#843 16 Novembre 2024 11:20:30
La parabole du semeur de Octavia E. Butler
Cette dystopie, écrite en 1993, se déroule à partir de 2024, principalement en Californie. Pas de cataclysme ici, ni de virus meurtrier et encore moins d’invasion extraterrestre. Juste une lente dégradation du tissu social et de l’économie qui font en sorte que le nombre de sans-abri a explosé, que des hordes de vandales sillonnent la contrée pour attaquer, voler et violer, souvent sous l’emprise d’une nouvelle drogue qui transforme ses adeptes en incendiaires incontrôlables. La police ne fait plus son travail et participe même au rançonnage des plus faibles. Les riches et les commerçants sont protégés par une myriade de gardes armés, la classe moyenne est organisée en petites bourgades retranchées derrière des murs de fortune, les autres, malchanceux, errent, quémandent, tentent de survivre au jour le jour.
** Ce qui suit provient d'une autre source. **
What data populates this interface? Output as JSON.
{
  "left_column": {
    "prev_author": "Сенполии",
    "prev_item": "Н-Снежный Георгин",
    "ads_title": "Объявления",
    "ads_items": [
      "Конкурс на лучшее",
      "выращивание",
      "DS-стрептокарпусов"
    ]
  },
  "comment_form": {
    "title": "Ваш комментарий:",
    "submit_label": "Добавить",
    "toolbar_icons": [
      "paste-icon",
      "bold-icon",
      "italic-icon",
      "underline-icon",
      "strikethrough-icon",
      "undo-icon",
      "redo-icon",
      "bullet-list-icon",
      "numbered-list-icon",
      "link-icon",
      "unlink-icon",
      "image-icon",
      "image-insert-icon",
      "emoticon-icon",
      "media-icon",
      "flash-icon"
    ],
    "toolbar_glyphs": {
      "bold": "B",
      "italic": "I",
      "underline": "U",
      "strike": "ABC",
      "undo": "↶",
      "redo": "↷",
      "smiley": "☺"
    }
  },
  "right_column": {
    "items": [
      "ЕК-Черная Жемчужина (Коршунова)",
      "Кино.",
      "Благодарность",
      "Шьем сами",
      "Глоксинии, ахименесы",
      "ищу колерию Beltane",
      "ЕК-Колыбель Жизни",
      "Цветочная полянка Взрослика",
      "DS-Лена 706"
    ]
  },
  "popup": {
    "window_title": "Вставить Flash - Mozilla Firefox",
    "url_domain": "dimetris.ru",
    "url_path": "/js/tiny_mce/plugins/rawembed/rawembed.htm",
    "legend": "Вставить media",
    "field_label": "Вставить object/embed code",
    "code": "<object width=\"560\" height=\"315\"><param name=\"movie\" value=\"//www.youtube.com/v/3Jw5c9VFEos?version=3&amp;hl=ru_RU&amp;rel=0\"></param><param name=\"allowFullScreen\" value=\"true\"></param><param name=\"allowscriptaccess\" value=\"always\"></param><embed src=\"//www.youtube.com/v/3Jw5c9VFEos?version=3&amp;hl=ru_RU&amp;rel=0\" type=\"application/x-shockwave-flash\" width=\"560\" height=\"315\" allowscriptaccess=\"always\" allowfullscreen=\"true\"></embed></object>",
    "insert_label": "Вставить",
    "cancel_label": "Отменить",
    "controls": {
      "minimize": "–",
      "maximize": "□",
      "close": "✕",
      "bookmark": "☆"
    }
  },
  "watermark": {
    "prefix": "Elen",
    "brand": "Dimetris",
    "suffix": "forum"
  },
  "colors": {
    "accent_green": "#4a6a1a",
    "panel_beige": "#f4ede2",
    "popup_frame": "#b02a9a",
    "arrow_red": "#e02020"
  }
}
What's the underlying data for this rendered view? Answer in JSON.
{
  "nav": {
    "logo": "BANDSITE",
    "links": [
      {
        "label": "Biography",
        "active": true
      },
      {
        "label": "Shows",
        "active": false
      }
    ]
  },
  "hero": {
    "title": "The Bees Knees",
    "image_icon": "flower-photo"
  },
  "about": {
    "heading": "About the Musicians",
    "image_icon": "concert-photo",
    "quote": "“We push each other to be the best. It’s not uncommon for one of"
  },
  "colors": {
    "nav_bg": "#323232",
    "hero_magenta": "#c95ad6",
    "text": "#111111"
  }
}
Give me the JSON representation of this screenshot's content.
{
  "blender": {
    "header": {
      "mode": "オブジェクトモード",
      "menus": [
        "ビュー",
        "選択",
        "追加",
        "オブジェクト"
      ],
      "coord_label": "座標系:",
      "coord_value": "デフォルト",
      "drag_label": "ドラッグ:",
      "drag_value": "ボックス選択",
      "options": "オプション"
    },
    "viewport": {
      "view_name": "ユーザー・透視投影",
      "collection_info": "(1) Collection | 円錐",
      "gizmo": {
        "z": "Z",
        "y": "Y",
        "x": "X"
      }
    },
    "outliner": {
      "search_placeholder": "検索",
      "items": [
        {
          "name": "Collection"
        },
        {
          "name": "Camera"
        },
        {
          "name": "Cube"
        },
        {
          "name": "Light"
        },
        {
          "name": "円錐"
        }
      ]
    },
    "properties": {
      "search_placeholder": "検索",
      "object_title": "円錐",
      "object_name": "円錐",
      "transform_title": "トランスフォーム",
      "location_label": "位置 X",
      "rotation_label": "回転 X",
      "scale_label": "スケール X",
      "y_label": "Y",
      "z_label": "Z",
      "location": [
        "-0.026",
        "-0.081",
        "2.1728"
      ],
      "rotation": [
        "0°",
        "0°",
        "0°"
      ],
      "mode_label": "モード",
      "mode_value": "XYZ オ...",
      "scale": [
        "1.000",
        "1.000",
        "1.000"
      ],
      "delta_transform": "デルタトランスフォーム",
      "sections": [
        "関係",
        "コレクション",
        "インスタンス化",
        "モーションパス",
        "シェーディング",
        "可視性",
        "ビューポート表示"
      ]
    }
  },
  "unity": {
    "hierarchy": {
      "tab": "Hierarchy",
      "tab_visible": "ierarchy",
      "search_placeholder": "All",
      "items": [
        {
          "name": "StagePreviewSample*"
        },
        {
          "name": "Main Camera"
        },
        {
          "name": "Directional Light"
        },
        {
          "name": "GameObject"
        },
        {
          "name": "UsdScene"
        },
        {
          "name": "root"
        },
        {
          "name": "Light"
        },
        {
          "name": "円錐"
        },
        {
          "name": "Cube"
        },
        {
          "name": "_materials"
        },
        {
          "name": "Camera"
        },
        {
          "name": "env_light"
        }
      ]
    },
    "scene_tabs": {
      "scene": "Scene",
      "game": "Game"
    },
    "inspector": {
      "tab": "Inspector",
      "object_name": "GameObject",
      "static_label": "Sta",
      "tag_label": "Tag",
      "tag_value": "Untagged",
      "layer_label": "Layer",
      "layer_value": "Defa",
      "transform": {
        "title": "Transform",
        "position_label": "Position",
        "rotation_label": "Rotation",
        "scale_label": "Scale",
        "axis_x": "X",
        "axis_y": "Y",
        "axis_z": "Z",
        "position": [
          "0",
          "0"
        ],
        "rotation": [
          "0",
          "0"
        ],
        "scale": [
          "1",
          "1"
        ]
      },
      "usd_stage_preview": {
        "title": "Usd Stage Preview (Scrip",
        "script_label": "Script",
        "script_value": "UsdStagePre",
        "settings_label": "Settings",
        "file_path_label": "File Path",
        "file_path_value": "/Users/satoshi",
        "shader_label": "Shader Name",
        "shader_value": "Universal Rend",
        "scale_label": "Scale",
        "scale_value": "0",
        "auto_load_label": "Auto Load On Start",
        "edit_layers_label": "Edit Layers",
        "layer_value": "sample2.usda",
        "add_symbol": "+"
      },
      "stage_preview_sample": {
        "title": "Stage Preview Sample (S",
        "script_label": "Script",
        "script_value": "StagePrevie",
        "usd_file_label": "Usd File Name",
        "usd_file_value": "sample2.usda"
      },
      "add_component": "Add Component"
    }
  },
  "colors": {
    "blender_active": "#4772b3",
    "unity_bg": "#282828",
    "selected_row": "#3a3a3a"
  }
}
Dans ce contexte on suit Lauren, une jeune Noire , de son adolescence à sa mi-vingtaine, d’abord au sein de sa communauté, ensuite sur la route vers le nord. Instruite dès l’enfance sur les questions religieuses, son père étant pasteur baptiste, elle développe peu à peu une conception personnelle de Dieu, fortement influencée par le chaos ambiant et le besoin impérieux de se raccrocher à un espoir quelconque. Cet aspect mystique, bien qu’assez présent, enrichit le livre plutôt que le plomber pour des lecteurs comme moi qui sont méfiants envers toute forme de bondieuseries. L’autrice parvient bien à nous transmettre l’inquiétude perpétuelle de ses nombreux personnages pris dans un engrenage de folie furieuse. Le récit est bien développé, sombre, mais captivant. L’écriture simple, directe, crue par moments. Après un début hésitant, j’ai été happé par cette histoire qui nous plonge au cœur de ce que l’humain peut avoir de pire en même temps que ce qu’il peut avoir de lumineux en résilience et en espoir. Une belle trouvaille.